Saturday, February 4, 2012

"Germanophobia rules Europe once again"

BELGRADE -- Germany's strength is causing fear in Europe - something that has been "thought about and discussed" in that country lately, say media reports.
(Tanjug, file)
(Tanjug, file)
The Spiegel magazine thus writes that a German suggestion to send an EU commissioner to Greece to act as controller of the Greek state budget was criticized as "impossible to do and humiliating".
The continent is once again worried about the German domination, while the Greek newspaper Ta Nea published a cartoon showing Chancellor Angela Merkel as a puppeteer in control of Greece, along with a caption reading, "Nein! Nein! Nein!"

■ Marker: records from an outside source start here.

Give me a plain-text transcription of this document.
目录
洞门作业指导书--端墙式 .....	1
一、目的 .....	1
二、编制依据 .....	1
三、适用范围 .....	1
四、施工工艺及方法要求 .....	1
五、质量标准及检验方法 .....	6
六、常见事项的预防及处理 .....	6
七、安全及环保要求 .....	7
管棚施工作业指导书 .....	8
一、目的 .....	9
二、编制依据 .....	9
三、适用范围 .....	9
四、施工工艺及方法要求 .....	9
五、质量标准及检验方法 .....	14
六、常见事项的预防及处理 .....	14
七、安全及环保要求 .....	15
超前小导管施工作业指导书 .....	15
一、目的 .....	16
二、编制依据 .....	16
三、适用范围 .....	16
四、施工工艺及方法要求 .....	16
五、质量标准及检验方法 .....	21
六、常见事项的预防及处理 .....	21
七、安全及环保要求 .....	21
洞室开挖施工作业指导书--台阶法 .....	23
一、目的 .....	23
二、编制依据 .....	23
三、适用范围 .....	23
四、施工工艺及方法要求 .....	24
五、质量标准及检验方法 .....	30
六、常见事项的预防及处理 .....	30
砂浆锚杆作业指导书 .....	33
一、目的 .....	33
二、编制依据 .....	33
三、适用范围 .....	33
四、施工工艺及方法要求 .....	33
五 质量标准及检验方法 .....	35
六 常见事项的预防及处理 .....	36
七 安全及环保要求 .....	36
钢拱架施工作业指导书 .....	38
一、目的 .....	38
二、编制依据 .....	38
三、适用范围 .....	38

German analysts and media commentators, meanwhile, assess that while their country has a right to insist on fiscal discipline in Europe, it must do so using "more careful rhetorics and refraining from making suggestions that are offensive for its EU partners".

The idea to introduce "commissioner for austerity" was impossible to implement and "callous", said they.

"Countries finding themselves in a crisis cannot be turned into protectorates. Such an EU commissioner cannot exist, unless they be given powers originating in laws of occupation," the Welt newspaper writes, and suggest that Greece should leave the eurozone and go its own way, utilizing the freedom that stem from the ability to change exchange rates of a national currency.

Frankfurter Allgemeine Zeitung writes that despite its power, "Germany is not the hegemon of Europe". Suddeutsche Zeitung also reached for "big words" in its vocabulary:

"Germany is now what it never wished to be after 1945: the dominant power at the center of Europe. Its attempts to achieve that with cannons and tanks in the 20th century ended in apocalypses of blood and fire, but that is precisely the reason why that Germany no longer exists."

No other country, the daily continued, succumbed to the challenge of nationalism in a manner more terrible than Germany, and asserted that the crimes Germany committed all over Europe still carried great weight "in its collective memory".

"True, it is shameful to exploit that fact today, even in Greece, whose political parties destroyed that country. But it must serve to teach the German government not to confuse firmness with arrogance of power when it comes to the euro crisis... Germany must persuade instead of issue orders. It is as dependent on Europe as Greece is," concluded the newspaper.

Meanwhile, economic indicators show that the German economy is in a much better shape than the rest of Europe, with unemployment at a record low of 6.7 percent - compared to eurozone's 14-year high of 10.4 percent.